Au cours de la répression, cinq tracteurs ont été saisis et cinq agriculteurs ont été placés en garde à vue. C’est une première dans une manifestation agricole depuis fort longtemps. On voit que dans ce cas le gouvernement n’hésite pas à réprimer, comme pour tous les autres mouvements sociaux. Plutôt que de chercher à apporter des solutions aux causes de cette colère qui se manifeste par des suicides, des faillites, le gouvernement préfère réprimer.

Le président de la Chambre d’agriculture André Sergent, véritable représentant de la grosse paysannerie plutôt que de défendre ces agriculteurs désespérés, déclare au média : « Ils ont détruit le hall d’entrée ». Ce « syndicaliste » était en réunion dans la soirée de jeudi avec d’autres agriculteurs à Brest.

Depuis plus d’un an la crise agricole est particulièrement aiguë en Bretagne, où se concentrent les élevages porcins et laitiers dont les prix se sont effondrés. La grande distribution, principale débouché, achète en effet bien en dessous du prix de revient des agriculteurs – c’est à dire du prix pour équilibrer dépenses et recettes.

Sergent est bien obligé de reconnaître que la situation sur le terrain n’est plus maîtrisée par les syndicats agricoles de droite, qui défendent avant tout les intérêts des gros agriculteurs et de leurs alliés gouvernementaux et de la grande distribution : « Je sais, en tant qu’agriculteur, que c’est extrêmement tendu sur le terrain, qu’on a des situations de détresse complète dans nos campagnes, beaucoup n’entendent plus rien ». Les agriculteurs partent sans aucun mot d’ordre syndical, sans revendication claire.

Un tel débordement des syndicats par leur base est relativement inédit. Il laisse des opportunités au mouvement ouvrier pour essayer de toucher l’esprit et le cœur des paysans qui luttent pour leur survie.

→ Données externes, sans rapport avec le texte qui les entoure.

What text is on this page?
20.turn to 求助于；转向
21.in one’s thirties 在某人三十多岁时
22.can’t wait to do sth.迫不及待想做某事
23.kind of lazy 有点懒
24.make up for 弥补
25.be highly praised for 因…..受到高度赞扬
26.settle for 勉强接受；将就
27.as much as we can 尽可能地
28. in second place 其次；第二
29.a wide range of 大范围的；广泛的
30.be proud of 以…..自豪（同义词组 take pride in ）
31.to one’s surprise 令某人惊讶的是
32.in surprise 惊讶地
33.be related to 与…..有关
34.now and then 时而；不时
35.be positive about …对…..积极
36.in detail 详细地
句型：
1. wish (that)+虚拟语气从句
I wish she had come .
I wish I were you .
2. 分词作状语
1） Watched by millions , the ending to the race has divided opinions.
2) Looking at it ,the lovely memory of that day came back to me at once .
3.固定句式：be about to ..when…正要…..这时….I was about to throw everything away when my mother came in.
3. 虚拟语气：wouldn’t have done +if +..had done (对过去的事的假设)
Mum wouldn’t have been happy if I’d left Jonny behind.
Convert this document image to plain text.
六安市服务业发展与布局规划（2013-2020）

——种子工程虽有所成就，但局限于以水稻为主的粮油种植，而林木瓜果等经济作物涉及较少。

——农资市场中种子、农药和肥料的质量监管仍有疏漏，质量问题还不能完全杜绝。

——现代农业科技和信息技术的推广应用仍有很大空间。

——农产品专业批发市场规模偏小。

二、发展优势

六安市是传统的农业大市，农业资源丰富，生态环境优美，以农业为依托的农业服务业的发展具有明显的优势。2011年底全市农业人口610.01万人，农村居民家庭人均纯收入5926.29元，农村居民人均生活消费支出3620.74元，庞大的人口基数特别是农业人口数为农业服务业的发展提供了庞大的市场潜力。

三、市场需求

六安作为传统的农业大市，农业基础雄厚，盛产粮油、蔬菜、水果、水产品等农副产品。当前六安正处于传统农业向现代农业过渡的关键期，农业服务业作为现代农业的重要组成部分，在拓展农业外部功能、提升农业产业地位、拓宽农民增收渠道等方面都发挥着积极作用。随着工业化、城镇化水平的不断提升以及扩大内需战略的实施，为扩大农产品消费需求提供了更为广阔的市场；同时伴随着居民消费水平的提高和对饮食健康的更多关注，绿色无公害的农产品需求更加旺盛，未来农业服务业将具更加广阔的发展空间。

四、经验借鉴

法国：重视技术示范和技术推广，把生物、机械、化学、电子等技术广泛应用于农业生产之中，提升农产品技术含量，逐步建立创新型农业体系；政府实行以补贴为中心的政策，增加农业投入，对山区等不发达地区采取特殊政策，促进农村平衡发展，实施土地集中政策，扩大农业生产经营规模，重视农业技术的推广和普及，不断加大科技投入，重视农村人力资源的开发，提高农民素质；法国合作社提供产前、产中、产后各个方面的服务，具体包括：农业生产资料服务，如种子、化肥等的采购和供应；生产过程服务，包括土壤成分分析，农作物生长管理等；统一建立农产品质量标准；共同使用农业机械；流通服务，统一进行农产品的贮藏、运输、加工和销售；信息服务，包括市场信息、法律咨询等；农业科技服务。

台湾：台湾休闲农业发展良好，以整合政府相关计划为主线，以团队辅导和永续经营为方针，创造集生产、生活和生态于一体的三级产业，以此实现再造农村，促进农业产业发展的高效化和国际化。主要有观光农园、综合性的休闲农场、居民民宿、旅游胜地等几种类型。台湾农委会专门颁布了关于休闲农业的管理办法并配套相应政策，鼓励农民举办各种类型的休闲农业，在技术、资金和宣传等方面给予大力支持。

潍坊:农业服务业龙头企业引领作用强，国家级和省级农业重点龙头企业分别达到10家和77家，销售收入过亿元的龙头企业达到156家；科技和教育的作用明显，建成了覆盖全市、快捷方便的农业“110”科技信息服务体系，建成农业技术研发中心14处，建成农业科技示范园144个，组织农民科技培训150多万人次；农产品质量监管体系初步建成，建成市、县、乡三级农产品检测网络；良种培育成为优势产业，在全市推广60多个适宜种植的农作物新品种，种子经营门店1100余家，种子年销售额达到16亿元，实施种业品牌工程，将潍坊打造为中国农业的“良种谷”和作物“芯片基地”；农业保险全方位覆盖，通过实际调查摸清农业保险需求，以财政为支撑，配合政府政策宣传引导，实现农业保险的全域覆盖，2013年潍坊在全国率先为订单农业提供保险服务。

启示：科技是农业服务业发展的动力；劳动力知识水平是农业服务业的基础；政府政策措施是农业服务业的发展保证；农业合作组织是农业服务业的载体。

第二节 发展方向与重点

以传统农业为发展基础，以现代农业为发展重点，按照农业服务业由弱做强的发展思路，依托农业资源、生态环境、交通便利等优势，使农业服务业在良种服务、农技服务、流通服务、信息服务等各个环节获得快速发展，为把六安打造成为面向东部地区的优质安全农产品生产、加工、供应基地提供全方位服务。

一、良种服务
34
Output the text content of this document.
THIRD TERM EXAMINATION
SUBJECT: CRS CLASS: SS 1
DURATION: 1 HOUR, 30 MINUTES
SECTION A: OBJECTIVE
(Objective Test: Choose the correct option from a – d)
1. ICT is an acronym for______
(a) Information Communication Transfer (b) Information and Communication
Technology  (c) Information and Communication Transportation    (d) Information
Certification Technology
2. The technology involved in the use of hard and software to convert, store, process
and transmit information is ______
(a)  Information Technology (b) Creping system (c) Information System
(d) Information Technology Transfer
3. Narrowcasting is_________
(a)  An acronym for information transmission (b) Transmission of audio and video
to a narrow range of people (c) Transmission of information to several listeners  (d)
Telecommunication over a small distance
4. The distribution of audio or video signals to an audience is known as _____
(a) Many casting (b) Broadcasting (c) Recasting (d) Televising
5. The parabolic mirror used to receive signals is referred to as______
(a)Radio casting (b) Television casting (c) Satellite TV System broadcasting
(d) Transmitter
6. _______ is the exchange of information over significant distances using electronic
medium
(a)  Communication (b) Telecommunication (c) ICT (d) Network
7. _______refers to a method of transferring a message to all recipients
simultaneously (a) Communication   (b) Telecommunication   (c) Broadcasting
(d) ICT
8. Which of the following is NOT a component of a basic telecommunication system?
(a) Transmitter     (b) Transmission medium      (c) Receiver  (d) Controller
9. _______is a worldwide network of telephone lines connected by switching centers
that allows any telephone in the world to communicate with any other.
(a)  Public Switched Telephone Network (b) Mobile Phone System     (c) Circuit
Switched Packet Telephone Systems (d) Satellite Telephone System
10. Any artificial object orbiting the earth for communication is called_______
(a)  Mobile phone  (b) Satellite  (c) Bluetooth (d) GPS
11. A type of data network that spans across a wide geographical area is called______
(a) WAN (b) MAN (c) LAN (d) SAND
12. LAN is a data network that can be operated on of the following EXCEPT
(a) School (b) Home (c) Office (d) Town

La FNSEA – principal syndicat agricole, de droite, a trahi une fois de trop : elle s’est empressée de prendre en main les négociations avec le ministère, de ramener les revendications des éleveurs sur le terrain des « charges » et des « contraintes », de s’entendre avec le ministre de l’agriculteur Stéphane Le Foll pour mettre en avant la « compétitivité ». De fait, ces négociations ont enterré l’idée d’un prix minimum, notamment pour le porc. Ce sont les principaux transformateurs, le privé Bigard et la coopérative Cooperl, qui ont refusé d’augmenter leur prix d’achat. Non seulement le gouvernement a capitulé, mais les « représentants officiels » ont donné un coup de poignard dans le dos : le 24 septembre, la section porcine de l’Union des producteurs bretons annonçait qu’elle renonçait à la revendication de 1,40 euro au kilo « pour préserver l’existence du marché du porc breton ». Seule la coordination paysanne – un autre syndicat de droite – continue à défendre l’idée d’un prix minimum, attirant à soit une partie des « troupes » de la FNSEA.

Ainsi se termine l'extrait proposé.